We’re halfway to Peachvale when the cell signal dies. One second, I have three bars, the next, nothing, like a bad omen warning us away.

“That’s normal out here,” Chief says from the back, but his voice is the kind of forced casual that makes everything sound worse.

Then Wrecks starts howling. Not barking. Not whining. A full-throated, mournful howl that raises every hair on my body. My hands grip the oh-shit handle while I scan the windows with my heart slamming against my ribs.

But I get it. I understand it deep in my bones. Peachvale is the perfect place for a serial killer to hide out. And the ominous feeling that triggers my fight-or-flight response hangs resonant in the air around us.

“He smells something,” I say, as a story unfolds in my head. “Or senses something. Animals always know when something’s wrong.”

“Jesus, Clover. You’re even freaking me out,” Valen says.

I shrug because the sensation of…wrongness gets stronger the deeper we travel on this old dirt road.

“You never know what goes on behind closed doors. But look around.
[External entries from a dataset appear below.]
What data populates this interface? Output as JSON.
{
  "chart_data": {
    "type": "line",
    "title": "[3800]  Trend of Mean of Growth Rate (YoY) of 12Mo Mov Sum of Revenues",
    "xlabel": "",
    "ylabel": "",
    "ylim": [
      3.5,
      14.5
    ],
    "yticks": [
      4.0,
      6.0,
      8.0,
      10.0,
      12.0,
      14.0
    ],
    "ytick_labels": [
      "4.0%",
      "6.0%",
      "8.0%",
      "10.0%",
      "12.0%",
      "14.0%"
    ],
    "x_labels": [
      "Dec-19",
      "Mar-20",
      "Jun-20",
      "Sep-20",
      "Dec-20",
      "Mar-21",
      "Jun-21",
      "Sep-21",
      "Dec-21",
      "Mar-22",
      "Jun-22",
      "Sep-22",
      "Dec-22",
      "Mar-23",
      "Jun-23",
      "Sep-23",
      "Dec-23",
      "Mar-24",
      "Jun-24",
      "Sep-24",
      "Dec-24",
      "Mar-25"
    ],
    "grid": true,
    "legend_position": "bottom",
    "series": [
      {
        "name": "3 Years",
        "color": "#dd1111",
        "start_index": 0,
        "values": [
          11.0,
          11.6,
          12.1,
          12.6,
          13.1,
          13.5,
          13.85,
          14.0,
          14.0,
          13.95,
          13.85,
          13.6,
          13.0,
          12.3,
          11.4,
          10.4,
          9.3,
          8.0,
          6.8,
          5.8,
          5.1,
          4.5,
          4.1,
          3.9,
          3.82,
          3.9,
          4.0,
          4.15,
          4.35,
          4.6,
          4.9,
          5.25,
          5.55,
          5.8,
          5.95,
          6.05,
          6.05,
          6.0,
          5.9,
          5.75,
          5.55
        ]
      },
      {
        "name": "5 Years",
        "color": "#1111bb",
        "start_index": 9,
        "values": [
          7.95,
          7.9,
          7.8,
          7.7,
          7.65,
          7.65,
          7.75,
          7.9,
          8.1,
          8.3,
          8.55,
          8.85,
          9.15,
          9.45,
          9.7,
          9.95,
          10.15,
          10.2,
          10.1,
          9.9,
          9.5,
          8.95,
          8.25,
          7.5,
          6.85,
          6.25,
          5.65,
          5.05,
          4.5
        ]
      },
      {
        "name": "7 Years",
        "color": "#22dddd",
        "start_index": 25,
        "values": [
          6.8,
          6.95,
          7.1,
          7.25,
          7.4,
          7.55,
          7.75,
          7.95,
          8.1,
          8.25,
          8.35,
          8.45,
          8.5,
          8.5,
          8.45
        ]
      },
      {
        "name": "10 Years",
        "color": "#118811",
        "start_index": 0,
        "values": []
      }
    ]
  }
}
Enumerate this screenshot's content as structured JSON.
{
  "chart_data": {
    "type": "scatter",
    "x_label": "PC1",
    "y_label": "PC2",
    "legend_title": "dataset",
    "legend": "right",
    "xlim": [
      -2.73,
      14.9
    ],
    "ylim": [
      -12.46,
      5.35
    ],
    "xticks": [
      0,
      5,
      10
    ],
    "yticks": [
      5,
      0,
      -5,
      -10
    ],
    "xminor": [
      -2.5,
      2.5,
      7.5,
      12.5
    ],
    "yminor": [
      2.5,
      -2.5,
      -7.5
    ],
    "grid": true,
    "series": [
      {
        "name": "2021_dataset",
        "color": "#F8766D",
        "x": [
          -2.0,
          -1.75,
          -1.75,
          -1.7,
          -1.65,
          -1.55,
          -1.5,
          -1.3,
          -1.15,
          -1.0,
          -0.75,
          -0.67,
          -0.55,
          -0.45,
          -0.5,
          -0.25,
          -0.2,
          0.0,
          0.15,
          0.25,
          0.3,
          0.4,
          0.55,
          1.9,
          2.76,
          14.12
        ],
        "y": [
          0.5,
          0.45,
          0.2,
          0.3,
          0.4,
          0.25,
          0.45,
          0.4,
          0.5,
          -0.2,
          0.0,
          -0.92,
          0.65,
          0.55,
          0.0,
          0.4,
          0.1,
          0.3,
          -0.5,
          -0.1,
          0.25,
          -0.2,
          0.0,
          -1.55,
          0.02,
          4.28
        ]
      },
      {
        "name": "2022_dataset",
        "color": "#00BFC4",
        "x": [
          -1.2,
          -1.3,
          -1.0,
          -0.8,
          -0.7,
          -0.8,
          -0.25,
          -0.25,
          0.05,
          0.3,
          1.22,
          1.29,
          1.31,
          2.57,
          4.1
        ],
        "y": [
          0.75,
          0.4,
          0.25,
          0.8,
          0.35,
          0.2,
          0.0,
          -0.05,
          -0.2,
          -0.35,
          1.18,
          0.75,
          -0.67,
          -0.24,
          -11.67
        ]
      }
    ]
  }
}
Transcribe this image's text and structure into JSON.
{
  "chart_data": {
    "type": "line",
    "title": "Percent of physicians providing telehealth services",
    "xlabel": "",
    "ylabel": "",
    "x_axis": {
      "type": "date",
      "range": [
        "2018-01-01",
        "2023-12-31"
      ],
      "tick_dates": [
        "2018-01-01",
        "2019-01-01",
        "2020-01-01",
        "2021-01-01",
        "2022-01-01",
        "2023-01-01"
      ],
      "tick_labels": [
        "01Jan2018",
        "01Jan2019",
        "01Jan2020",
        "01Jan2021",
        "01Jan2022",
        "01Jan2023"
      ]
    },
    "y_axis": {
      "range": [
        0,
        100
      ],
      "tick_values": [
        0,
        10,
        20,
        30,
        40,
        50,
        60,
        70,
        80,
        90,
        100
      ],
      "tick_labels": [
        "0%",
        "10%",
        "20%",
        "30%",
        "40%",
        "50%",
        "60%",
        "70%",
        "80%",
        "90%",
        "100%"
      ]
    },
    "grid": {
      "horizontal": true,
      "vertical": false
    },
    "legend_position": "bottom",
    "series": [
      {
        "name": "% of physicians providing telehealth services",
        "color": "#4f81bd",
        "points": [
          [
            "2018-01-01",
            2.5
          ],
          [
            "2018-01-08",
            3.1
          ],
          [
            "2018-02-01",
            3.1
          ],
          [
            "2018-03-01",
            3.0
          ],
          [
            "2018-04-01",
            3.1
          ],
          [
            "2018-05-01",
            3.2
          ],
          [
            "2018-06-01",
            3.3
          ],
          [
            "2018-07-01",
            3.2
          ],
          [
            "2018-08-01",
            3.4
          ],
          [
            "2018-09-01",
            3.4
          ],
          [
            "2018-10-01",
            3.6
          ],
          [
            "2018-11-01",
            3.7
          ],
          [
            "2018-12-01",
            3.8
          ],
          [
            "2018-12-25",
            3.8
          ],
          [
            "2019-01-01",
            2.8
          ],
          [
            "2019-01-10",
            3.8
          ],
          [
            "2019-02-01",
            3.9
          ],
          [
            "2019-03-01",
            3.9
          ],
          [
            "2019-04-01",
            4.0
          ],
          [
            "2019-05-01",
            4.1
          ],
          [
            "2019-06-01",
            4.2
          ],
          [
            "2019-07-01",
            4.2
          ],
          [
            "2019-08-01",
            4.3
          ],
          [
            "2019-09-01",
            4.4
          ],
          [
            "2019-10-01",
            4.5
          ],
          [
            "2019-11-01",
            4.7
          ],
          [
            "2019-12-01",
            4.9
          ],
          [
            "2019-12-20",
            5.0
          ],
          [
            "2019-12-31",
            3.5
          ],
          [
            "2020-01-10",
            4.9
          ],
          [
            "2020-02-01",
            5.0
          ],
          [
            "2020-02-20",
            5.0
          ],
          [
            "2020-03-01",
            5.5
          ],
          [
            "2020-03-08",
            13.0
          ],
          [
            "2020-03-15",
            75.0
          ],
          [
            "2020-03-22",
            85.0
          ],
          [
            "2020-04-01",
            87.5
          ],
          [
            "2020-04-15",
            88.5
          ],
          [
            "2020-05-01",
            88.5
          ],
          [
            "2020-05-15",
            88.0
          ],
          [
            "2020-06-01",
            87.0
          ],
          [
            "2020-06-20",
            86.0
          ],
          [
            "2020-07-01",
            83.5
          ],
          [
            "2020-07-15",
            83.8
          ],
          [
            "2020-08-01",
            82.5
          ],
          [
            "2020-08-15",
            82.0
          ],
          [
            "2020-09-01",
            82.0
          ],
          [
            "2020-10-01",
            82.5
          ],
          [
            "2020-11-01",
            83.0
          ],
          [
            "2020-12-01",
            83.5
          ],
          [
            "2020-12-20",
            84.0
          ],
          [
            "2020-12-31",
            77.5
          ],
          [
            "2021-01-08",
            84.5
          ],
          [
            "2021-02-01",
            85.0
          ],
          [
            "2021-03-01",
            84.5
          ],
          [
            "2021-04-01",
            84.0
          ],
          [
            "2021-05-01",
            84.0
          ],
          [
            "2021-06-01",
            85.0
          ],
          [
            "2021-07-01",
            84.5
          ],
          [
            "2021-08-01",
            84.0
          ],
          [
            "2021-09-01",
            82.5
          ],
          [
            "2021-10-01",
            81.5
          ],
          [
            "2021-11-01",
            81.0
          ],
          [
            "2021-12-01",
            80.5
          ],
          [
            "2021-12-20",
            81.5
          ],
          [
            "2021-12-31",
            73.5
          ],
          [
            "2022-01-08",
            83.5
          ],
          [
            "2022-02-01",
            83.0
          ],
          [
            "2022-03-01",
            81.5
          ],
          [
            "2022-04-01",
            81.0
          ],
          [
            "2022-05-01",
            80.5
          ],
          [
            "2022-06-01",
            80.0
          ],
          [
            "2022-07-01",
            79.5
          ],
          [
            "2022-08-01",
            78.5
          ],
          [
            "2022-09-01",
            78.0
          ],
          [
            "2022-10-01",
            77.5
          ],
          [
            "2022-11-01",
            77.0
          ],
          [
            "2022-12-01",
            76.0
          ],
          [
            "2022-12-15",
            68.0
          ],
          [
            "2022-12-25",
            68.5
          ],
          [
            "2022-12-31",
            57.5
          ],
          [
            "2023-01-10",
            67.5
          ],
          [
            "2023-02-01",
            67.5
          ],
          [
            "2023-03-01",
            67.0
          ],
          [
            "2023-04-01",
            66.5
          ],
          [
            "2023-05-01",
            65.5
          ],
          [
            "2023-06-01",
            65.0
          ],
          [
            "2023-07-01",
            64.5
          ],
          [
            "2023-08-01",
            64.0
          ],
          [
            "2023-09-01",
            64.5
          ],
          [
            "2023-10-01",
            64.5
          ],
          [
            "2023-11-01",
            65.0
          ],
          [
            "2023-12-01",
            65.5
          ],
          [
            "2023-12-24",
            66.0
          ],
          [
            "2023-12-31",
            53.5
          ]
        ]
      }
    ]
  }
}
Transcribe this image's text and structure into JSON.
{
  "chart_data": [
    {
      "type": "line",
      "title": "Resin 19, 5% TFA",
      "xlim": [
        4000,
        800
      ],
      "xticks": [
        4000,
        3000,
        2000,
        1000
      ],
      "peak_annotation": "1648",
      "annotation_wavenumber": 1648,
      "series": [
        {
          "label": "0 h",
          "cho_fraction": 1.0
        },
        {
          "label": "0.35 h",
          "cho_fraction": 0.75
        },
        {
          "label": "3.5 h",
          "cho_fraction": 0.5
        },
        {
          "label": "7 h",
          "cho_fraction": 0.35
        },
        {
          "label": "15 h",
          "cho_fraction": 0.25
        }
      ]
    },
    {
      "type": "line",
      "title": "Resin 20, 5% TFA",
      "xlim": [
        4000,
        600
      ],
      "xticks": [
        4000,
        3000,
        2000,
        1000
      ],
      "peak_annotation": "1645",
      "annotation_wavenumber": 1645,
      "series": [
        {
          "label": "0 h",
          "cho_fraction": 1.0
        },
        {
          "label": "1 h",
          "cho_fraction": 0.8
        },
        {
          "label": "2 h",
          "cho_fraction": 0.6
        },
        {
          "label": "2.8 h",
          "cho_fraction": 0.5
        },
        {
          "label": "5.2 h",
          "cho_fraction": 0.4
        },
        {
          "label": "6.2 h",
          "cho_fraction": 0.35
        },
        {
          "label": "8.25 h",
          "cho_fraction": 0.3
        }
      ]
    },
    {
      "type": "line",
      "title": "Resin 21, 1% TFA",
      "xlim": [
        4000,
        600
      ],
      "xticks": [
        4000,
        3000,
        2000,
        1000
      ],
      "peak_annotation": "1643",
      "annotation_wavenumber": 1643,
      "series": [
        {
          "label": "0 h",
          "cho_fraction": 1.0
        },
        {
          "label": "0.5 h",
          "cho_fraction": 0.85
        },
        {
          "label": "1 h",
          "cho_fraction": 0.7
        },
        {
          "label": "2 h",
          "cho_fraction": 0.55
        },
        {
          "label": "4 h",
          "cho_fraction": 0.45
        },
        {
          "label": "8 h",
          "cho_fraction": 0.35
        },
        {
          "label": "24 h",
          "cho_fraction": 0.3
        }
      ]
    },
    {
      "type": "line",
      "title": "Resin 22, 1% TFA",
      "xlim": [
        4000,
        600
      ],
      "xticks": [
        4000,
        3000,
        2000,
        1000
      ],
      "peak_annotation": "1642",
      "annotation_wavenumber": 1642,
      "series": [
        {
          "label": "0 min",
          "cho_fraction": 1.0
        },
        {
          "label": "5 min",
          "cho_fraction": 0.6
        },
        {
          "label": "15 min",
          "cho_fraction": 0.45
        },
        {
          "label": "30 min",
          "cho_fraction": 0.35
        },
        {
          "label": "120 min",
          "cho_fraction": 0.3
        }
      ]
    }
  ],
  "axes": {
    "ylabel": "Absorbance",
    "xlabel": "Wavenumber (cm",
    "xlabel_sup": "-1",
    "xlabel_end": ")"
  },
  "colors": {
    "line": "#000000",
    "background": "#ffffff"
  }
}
There’s no one out here for miles.

That cabin up there?” I open my window and point to a long dirt driveway that probably leads to an abandoned home, if the overgrowth of weeds is any indication.

“That’s where a stalker would hold his victim. ”

“What makes you think it’s a him?” Valen asks as the RV slowly rolls forward. “Maybe it’s a her? Or a vampire even.”

I whip my head around to find him biting his bottom lip.

“I’ll have you know, eighty-seven percent of stalkers are men. Even when it’s men who are being stalked, forty-eight percent of them are stalked by another man.” My blood pressure rises, and his lip slips from his teeth to form a fully amused grin.

Wrecks’s howl simmers to a whine while he presses his massive head against Chief’s belly.